The World Shipping Council, the box line trade body, has asked the IMO to set its greenhouse gas fuel standards upfront so carriers know how to invest from now to 2050, and called for “an effective economic measure or GHG price”, in a list of requests ahead of next year’s MEPC81 environment meeting.
Pooling compliance would let companies count the GHG impact of green fuels across a fleet of ships instead of counting each ship’s impact. The WSC said this would let companies
invest in green technologies and “minimise spending on incremental efficiencies wit only short-term impact”.
“A flexible approach to pooling will enable investments that would not be feasible if each and every vessel must perform at the same level at the same time and will help smaller carriers transition more efficiently,” the group said.
It added: “All ships in the global fleet cannot be replaced at a single point in time, so we need a mechanism that enables owners and operators of lower, near-zero and net-zero ships to spread the credit and benefits across multiple ships.
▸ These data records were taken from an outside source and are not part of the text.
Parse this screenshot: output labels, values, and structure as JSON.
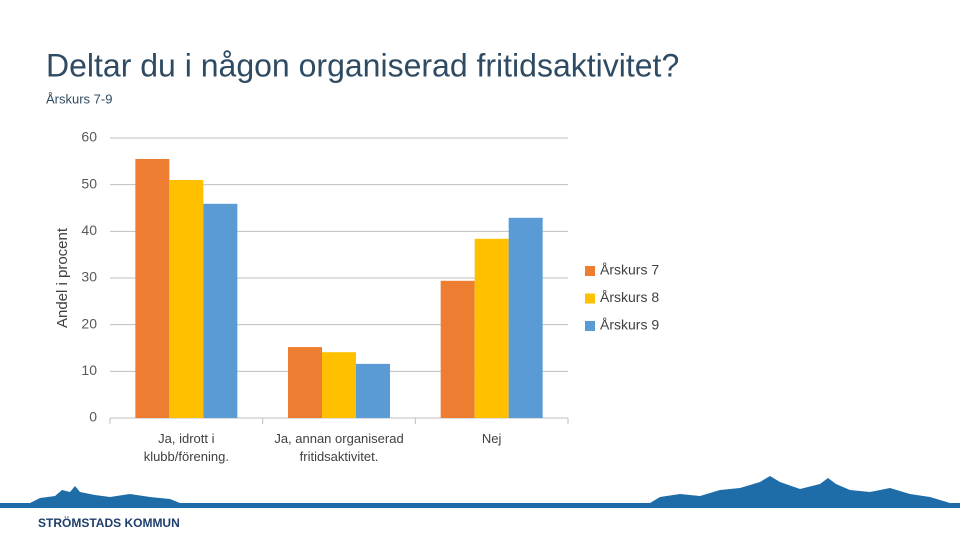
{
  "title": "Deltar du i någon organiserad fritidsaktivitet?",
  "subtitle": "Årskurs 7-9",
  "footer": "STRÖMSTADS KOMMUN",
  "chart_data": {
    "type": "bar",
    "y_label": "Andel i procent",
    "categories": [
      "Ja, idrott i klubb/förening.",
      "Ja, annan organiserad fritidsaktivitet.",
      "Nej"
    ],
    "series": [
      {
        "name": "Årskurs 7",
        "color": "#ED7D31",
        "values": [
          55.5,
          15.2,
          29.4
        ]
      },
      {
        "name": "Årskurs 8",
        "color": "#FFC000",
        "values": [
          51.0,
          14.1,
          38.4
        ]
      },
      {
        "name": "Årskurs 9",
        "color": "#5B9BD5",
        "values": [
          45.9,
          11.6,
          42.9
        ]
      }
    ],
    "ylim": [
      0,
      60
    ],
    "yticks": [
      0,
      10,
      20,
      30,
      40,
      50,
      60
    ],
    "grid": true,
    "legend": "right"
  }
}
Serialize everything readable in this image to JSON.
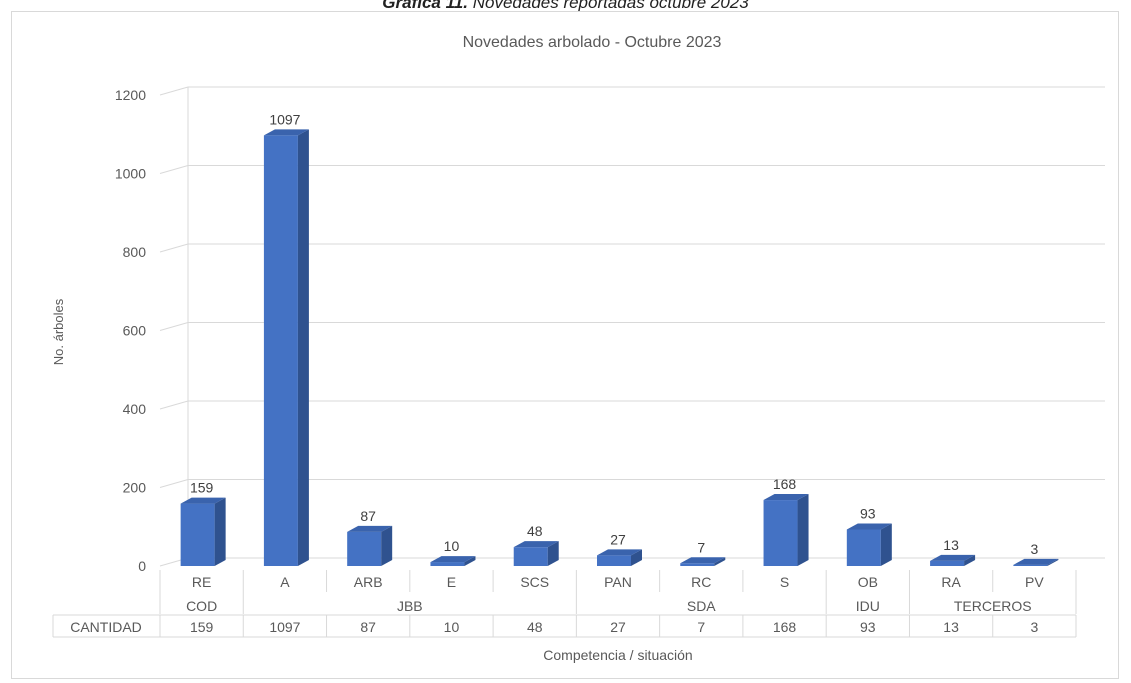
{
  "caption": {
    "prefix": "Gráfica 11.",
    "text": "Novedades reportadas octubre 2023"
  },
  "chart_data": {
    "type": "bar",
    "title": "Novedades arbolado - Octubre 2023",
    "xlabel": "Competencia / situación",
    "ylabel": "No. árboles",
    "ylim": [
      0,
      1200
    ],
    "yticks": [
      0,
      200,
      400,
      600,
      800,
      1000,
      1200
    ],
    "grid": true,
    "categories": [
      "RE",
      "A",
      "ARB",
      "E",
      "SCS",
      "PAN",
      "RC",
      "S",
      "OB",
      "RA",
      "PV"
    ],
    "values": [
      159,
      1097,
      87,
      10,
      48,
      27,
      7,
      168,
      93,
      13,
      3
    ],
    "groups": [
      {
        "label": "COD",
        "categories": [
          "RE"
        ]
      },
      {
        "label": "JBB",
        "categories": [
          "A",
          "ARB",
          "E",
          "SCS"
        ]
      },
      {
        "label": "SDA",
        "categories": [
          "PAN",
          "RC",
          "S"
        ]
      },
      {
        "label": "IDU",
        "categories": [
          "OB"
        ]
      },
      {
        "label": "TERCEROS",
        "categories": [
          "RA",
          "PV"
        ]
      }
    ],
    "table_row_label": "CANTIDAD",
    "bar_color": "#4472c4",
    "bar_side_color": "#2f528f",
    "bar_top_color": "#3a63ad"
  }
}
This provision is essential to the energy transition in the maritime sector.”
The IMO will adopt a global fuel standard as its technical mid-term measure in 2025 that will likely require vessels to reduce their GHG intensity over the years.
The fuel standard could be a similar measure to the European Union’s FuelEU Maritime legislation, according to industry sources.
EU legislation requires vessels calling at EU ports to reduce greenhouse gas intensity for energy used on board by 2% from 2025, 6% from 2030, 14.5% from 2035, 31% from 2040, 62% from 2045 and 80% from 2050.
The WSC said the IMO should decide on respective GHG intensity reduction levels upfront, adding that current submissions propose establishment of sequential GHG-intensity standards that apply for specific intervals between entry into force and 2050.
“Defining each of the GHG-intensity steps upfront is critical to establishing the needed demand signals and subsequent planning. These signals are important both to shipowners and operators and to energy providers that will need to decide when and what fuels are to be produced,” it said.
The council said the economic measure should send a big enough demand signal to energy producers to ensure shipping has access to low or zero-emission alternative fuels.
Some member states proposed a flat rate levy as the economic measure, while others proposed a fund and rebate mechanism.
“We’re frankly agnostic on the form of the regulations. It’s less important, what form the regulatory measures take, and far more important what the substance of those regulations is,” said WSC chief executive John Butler.
The WSC’s submission came a few weeks after industry groups the International Chamber of Shipping and the International Bunker Industry Association made a similar submission to request a “simple technical measure” complemented by pooling.
The IMO will conduct a comprehensive impact assessment of potential economic measures and it will publish an interim report in March 2024 to be discussed at the Marine Environment Protection Committee 81.